Cessez-le-feu à Gaza - l'urgence de libérer les otages, de mettre fin à la crise humanitaire à Gaza et d'ouvrir la voie à une solution à deux États (débat)
Monsieur le Président, Mesdames et Messieurs, aujourd'hui est une réalisation historique pour nous tous, pour le monde, pour les États-Unis en particulier, et pour l'Europe. Nous aurons l'occasion de discuter de cette question, qui est l'investiture du président Donald Trump, et qui vient à des moments différents, viennent. Un autre fait historique a été le cessez-le-feu à Gaza hier. C’est un petit pas – le conflit n’a pas été résolu – mais c’est un pas en avant. Et cette étape, en grande partie, était également due à Trump et à son initiative de paix. Et, mes chers amis, aujourd'hui, je vais vous parler un peu de la solution à deux États. Il est évident que la solution à deux États ne résout rien à elle seule. Ils ne peuvent même pas créer un État palestinien, comment peuvent-ils créer un État divisé en trois parties? Un tiers dans la bande de Gaza, sans continuité territoriale avec la Cisjordanie, un tiers de la population en Cisjordanie et un autre tiers en Jordanie. Comment allons-nous créer un état dans ces conditions, quand ces mouvements qui dominent ces populations ne se parlent pas, au contraire, ce sont des ennemis acharnés?
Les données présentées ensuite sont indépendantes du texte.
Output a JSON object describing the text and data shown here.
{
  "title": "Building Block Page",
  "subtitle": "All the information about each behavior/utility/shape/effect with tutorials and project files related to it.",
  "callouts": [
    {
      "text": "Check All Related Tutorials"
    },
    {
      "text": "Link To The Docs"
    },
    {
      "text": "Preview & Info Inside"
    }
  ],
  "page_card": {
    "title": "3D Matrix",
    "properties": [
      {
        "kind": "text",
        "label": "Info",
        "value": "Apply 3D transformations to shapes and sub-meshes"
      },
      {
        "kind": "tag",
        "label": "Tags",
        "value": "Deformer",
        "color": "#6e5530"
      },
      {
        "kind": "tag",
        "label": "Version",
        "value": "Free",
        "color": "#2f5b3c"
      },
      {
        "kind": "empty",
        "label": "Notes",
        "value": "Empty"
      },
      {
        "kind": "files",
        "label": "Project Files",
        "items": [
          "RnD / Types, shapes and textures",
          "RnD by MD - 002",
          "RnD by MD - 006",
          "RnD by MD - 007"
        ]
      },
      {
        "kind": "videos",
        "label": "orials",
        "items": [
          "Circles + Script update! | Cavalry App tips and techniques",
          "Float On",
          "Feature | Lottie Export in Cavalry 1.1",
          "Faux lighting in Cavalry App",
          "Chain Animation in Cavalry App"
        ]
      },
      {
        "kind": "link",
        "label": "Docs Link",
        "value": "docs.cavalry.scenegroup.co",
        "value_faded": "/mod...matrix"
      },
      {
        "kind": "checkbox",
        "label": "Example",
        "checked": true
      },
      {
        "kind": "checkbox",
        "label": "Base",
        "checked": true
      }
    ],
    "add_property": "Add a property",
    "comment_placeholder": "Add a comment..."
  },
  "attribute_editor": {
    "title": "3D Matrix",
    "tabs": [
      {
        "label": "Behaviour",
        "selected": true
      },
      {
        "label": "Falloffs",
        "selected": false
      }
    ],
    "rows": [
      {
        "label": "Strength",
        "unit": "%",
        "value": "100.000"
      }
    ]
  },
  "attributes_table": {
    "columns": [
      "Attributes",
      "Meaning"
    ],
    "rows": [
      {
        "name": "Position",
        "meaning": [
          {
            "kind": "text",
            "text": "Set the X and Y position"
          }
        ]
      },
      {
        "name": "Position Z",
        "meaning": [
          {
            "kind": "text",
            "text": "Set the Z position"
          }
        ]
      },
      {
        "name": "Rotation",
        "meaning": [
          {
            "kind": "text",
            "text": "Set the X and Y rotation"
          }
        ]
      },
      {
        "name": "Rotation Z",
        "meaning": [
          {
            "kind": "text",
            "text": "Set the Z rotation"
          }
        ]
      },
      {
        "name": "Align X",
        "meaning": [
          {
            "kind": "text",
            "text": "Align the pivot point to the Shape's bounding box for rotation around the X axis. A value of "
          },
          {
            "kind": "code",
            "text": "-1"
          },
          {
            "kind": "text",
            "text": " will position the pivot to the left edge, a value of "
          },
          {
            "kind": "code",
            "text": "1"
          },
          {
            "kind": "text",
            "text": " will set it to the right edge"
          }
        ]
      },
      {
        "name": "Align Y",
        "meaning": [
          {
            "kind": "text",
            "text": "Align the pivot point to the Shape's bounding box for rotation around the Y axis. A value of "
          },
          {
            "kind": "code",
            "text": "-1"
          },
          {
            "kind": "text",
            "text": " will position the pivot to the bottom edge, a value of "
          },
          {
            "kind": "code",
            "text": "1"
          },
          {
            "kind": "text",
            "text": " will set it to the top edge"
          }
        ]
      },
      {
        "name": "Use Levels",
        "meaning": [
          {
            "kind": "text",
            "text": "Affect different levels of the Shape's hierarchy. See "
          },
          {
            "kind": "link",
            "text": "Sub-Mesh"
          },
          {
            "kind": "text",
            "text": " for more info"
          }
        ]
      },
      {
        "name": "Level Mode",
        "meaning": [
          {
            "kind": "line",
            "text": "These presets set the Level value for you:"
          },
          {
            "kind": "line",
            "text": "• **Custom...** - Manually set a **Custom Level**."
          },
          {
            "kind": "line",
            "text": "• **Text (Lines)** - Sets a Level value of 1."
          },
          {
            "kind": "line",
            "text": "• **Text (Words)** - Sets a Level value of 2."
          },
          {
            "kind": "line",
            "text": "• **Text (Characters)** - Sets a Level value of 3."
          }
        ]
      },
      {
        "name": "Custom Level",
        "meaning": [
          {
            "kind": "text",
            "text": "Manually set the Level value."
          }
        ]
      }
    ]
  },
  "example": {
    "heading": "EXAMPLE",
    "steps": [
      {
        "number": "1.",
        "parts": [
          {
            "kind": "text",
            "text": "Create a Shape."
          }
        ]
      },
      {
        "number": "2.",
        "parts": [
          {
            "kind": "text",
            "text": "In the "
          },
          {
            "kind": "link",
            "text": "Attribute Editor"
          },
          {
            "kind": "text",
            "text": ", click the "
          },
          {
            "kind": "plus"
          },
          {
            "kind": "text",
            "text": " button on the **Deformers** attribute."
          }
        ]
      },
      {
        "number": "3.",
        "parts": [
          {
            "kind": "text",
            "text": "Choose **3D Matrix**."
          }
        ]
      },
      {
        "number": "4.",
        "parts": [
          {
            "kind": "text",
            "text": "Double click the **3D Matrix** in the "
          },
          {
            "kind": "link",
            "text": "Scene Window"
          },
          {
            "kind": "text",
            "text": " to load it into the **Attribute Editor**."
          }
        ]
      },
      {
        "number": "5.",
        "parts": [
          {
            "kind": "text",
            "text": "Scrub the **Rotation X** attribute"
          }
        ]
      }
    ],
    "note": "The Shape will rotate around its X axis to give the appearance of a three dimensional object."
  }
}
Ainsi, mes chers amis, au lieu de nous remplir la bouche avec la création d'un État palestinien, la solution à deux États, essayons de trouver une solution viable. Nous allons essayer de trouver une solution comme celle qu'ils ont en Bosnie-Herzégovine, par exemple, ou d'autres solutions qui ont déjà été essayées dans le monde. Cinq fois – cinq fois – la solution à deux États a échoué, et toujours à cause des Palestiniens. Soyons imaginatifs, faisons l'expérience d'autres expériences et essayons de trouver une autre solution.